Мы живем в мире, где стоимость не соответствует ценности, цена не соответствует качеству, значение — внешнему виду. Рынок искусств успешно воспроизвел эти обстоятельства внутри себя
Продавцы вакуума
Публикуемый ниже текст — анализ рыночных механизмов и сущности того, что именуют современным искусством. И анализ вполне уничижительный. От чьей другой непримиримости можно было бы отмахнуться; в случае с Максимом Кантором это не пройдет. Кантор не арт-критик, он арт-практик, и более чем успешный — один из самых востребованных в мире сегодняшних российских художников. На недавнем «Сотби», где продавали русскую живопись, из десятка работ, в разы превысивших заявленную стоимость, лишь одна была датирована свежими «нулевыми» — работа Кантора; прочие картины-победители созданы в 70–80-х. Выставки Кантора проходили по всему миру, картины его есть в коллекциях 22 музеев — включая Британский и Третьяковку. Вдобавок Кантор — автор знакового романа: его двухтомный «Учебник рисования» стал одним из главных литературных событий сезона 2005/2006, сейчас книга переводится на английский, французский, румынский, польский, болгарский, португальский, итальянский (Фельтринелли, говорят, специально прилетал в Москву познакомиться)…
Отдел культуры
Искусство — единственная дисциплина, в которой результат больше, чем сумма слагаемых, сформулировал один мудрец. Это значит вот что. При создании произведения искусства художник использует техническое мастерство, оригинальный замысел, опыт, знания, труд и пр. Все это необходимо для работы — но этого недостаточно. Искусство становится искусством при возникновении чего-то иррационального. В результате работы должно случиться чудо, тогда произведение оживет. Именно об этом легенда о Пигмалионе и его ожившем творении, Галатее. Именно это пытался объяснить Сезанн, когда говорил, что самое трудное в картине — «маленькое ощущение». Это «маленькое ощущение» есть не что иное, как душа. То, что присовокупляется к вложенному художником труду, есть душа произведения. Если картина не ожила, Галатея не заговорила, значит, труд художника пропал напрасно — произведения искусства не получилось. У подлинного художника все картины — живые и разные. «Блудный сын» Рембрандта наделен иной душой, нежели «Иудейская невеста» того же мастера или «Ночной дозор». Вместе произведения Рембрандта образуют семью — но никак не совокупный продукт.
Когда коллекционер приобретал «Блудного сына», он вступал в отношения именно с этой картиной. Покупатель не заказывал «типичного Рембрандта» или «двух-трех поздних Рембрандтов» — нет, он покупал именно «Блудного сына», оттого что душа произведения была созвучна его душе, заставляла ее трепетать. Любители искусства знают это чувство, когда ты захвачен произведением настолько, что дыхание перехватывает в груди. Это значит, что душа картины и душа зрителя заговорили меж собой, как души влюбленных. Отношения с картиной уникальны, как любовные чувства: любят конкретную девушку, а не типичную представительницу женского пола. Так было до возникновения рынка искусств. Натуральным обменом двигала любовь, предметом интереса являлась душа произведения, воплощенная в образе.

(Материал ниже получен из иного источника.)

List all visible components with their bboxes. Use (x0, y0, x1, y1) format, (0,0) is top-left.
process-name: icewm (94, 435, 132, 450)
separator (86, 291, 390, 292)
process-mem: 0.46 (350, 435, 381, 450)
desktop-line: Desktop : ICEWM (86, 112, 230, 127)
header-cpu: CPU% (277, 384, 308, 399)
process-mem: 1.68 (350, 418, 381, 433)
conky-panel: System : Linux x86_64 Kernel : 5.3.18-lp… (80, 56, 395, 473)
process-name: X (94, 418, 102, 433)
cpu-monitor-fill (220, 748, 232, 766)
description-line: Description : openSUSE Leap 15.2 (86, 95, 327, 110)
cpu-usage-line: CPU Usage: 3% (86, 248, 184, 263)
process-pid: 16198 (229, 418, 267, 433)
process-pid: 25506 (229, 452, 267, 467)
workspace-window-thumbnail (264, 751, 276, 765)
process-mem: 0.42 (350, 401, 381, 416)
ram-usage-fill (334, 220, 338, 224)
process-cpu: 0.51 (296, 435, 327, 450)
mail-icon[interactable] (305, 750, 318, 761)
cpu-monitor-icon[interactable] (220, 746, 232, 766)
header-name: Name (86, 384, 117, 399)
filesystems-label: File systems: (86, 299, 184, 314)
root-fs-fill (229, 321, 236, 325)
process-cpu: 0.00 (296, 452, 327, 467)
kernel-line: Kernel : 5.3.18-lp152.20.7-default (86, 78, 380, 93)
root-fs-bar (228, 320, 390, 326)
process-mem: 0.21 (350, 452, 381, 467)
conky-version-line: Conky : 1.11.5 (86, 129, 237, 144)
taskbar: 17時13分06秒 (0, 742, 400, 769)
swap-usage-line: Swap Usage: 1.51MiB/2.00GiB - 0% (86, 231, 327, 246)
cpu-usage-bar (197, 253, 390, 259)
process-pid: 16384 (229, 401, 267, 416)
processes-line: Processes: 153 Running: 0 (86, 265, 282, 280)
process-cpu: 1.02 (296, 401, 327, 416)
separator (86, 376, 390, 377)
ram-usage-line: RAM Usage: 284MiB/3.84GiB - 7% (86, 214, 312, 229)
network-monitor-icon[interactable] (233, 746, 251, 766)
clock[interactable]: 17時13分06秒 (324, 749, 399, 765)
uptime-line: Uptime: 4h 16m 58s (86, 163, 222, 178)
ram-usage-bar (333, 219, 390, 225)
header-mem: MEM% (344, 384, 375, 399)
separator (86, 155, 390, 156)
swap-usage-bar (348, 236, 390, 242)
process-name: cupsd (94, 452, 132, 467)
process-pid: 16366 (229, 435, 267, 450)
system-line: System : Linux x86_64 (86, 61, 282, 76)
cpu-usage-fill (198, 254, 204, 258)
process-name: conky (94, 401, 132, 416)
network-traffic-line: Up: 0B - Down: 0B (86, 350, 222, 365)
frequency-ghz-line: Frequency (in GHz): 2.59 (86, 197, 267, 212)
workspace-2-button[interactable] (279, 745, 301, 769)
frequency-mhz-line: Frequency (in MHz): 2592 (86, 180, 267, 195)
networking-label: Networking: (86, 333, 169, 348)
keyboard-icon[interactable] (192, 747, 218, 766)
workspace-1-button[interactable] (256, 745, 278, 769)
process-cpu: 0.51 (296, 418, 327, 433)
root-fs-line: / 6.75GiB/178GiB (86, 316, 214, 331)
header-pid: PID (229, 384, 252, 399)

Диалог душ — это, конечно, недурно для небольшого круга ценителей, но что делать, когда счет пошел на миллионы голов? Демографическая проблема и демократическое общество изменили политику сбыта прекрасного: надо создавать унифицированную продукцию и продавать ее как штучный товар.
Мещанин — двигатель прогресса
Рынок искусства возник недавно. Возрождение знало заказ, но рынка не было. До семнадцатого века не существовало так называемого вторичного рынка — говорить об обороте произведений искусства было невозможно. Сравнительная стоимость выявлялась при обмене и вторичной продаже — а ни то, ни другое не практиковали. Никто не пытался перепродать Сикстинскую капеллу, картины Андреа Мантеньи не были меновым эквивалентом, Карл Пятый не обменивал свой портрет кисти Тициана на пейзаж Рубенса. Большинство произведений создавали для храмов и дворцов — продать их можно было лишь со стенами вместе, но это никому не приходило в голову. Великий скульптор Донателло с горечью констатировал, что величие искусства остается в прошлом: частный заказчик никогда не сравнится величием души с храмом. Появление такого клиента означало возникновение менового рынка и, тем самым, стандартизацию вкусов. Произведение должно быть таким, чтобы его захотел и другой клиент, и чем больше желающих, тем лучше. Иначе говоря, оно должно обладать некоей общественной душой, отвечать общественному сознанию.
Показательна судьба Рембрандта, который в молодости удовлетворял вкусу голландских буржуа, а достигнув величия, перестал — стал слишком сложен для существования на вторичном рынке.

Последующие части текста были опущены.